The probe will not only study Jupiter's turbulent atmosphere, but scan its
auroras, rings, moons and - for the first time ever - the planet's trailing
magnetic field.
"There is
no mission plan to do another flyby like this of the Jupiter system," said
Stern, who spoke during a Thursday mission briefing at NASA's Washington, D.C. headquarters.
Pit Stop
to Pluto
NASA launched
its New Horizons mission one year ago Friday on what the space agency has billed as its fastest
flight to the outer rim of the solar
system [video].
With its seven
instruments, New Horizons is designed to study Pluto, its three moons - Charon,
Hydra and
Nix - and distant icy objects in the Kuiper
Belt that lie beyond the orbit of Neptune.
Those objects, researchers hope, contain 4.5 billion-year-old traces of the
solar system's building blocks.
What New
Horizons finds at Pluto and in the Kuiper Belt should help astronomers answer
"some fundamental questions about the origin of the solar system," James Green,
acting director of NASA's Solar System division, during the briefing.
The probe
is currently 41 million miles (65 million kilometers) from Jupiter and
closing at a speed of about 44,268 miles (71,242 kilometers) per hour.
At its
closest approach, New Horizons will swing within 1.7 million miles (2.3 million
kilometers) of Jupiter to grab a gravity boost that will shave three years off
its flight to Pluto, researchers said [image].
"We've
designed this particular flyby to be a stress test on our spacecraft to work
out the kinks," Stern added.
Jupiter's
storms, moons and magnetotail
With 700
separate Jupiter system observations planned during its Jovian encounter, the
New Horizons probe will be far from idle when it swings past the gas giant planet.
"We'll be
making the most of this opportunity to learn a lot about Jupiter itself," said
John Spencer, deputy chief of New Horizons' Jupiter encounter science team at
SwRI.
New Horizons
has already made an unexpected find within Jupiter's atmosphere.

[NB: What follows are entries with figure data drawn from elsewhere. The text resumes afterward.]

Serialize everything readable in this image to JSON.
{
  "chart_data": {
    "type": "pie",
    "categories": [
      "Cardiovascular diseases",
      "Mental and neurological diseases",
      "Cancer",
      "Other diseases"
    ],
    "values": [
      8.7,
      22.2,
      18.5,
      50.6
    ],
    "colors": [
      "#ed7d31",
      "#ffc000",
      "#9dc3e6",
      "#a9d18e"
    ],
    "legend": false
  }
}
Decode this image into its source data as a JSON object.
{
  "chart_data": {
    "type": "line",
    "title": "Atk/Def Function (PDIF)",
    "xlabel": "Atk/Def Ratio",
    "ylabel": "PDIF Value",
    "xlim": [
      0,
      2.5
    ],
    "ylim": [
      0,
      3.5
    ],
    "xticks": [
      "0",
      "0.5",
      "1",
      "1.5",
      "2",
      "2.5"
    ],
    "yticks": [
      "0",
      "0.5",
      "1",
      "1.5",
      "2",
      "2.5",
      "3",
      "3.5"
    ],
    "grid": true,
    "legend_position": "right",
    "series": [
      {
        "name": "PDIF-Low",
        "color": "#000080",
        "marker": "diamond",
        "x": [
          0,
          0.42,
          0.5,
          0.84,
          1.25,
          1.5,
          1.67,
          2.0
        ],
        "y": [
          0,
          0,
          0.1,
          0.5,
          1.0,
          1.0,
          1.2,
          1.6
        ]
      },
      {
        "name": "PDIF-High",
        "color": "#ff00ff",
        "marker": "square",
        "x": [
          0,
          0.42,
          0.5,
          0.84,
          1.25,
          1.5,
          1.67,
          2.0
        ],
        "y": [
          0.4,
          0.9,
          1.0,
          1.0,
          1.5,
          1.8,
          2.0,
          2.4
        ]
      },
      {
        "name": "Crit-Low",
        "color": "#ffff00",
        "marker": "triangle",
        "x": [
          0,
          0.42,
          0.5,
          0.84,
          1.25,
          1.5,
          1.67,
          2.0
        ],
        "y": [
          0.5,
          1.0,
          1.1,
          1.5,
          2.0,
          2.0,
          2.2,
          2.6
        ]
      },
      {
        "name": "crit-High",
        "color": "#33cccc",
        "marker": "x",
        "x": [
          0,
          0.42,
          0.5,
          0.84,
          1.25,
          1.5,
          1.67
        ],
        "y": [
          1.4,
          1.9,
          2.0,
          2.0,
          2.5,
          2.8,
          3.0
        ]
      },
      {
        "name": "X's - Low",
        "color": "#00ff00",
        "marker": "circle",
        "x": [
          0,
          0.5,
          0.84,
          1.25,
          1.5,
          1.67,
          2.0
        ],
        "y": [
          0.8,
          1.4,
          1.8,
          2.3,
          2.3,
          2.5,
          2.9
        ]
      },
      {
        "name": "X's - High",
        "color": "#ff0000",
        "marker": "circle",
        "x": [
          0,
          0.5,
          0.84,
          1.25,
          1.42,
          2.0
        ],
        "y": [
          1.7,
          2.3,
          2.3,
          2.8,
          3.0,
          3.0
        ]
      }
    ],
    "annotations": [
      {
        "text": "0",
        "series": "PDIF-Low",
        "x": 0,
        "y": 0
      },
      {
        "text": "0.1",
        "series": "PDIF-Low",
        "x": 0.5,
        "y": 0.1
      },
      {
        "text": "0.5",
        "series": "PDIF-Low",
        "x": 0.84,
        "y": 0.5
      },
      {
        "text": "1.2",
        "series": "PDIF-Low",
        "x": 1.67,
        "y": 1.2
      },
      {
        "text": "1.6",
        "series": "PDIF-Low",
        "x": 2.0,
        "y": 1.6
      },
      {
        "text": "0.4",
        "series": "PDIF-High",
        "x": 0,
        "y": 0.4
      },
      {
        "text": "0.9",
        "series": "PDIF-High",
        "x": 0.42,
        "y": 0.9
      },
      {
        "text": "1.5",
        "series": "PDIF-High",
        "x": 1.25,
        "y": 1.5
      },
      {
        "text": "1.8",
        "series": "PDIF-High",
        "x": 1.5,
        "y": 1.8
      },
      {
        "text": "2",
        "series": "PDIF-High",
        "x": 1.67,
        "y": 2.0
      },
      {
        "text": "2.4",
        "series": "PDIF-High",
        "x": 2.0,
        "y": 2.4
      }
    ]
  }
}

Its initial
set of black and white images of the planet's notorious tempest the Great Red
Spot taken earlier this month revealed that a turbulent region to the storm's
northwest - as seen by the Cassini
probe in
2000 - appears to have calmed.
"That
region looks really quite cloud-free," Spencer said. "So that's not what we
expected."
New
Horizons will also provide a fresh look at Jupiter's four largest moons
- volcanic Io,
Europa, Ganymede
and Callisto
- as well as study the planet's auroras
and hunt for new satellites within its faint rings, researchers said.
But for
some, the highlight comes after the probe's flyby, when New Horizons will fly
through Jupiter's magnetotail, the trailing portion of the planet's magnetic
field that extends outward away from the Sun
[image].
"No
spacecraft has ever been there. We don't know what happens there," Spencer said
of Jupiter's magnetotail. "It just so happens by good luck that the path to
Pluto leads us right down the magnetotail."
Astronomers
estimate Jupiter's magnetotail sweeps across six astronomical units - or six
times the distance between the Earth
and Sun - to reach the orbit of Saturn.
One astronomical unit, or AU, is about 93 million miles (149 million
kilometers).
"This is a
whole new zone of the solar system," Stern said of New Horizons stomping
grounds. "It opens up a window into the outer solar system and a window back in
time 4.5 billion years to the birth of the planets."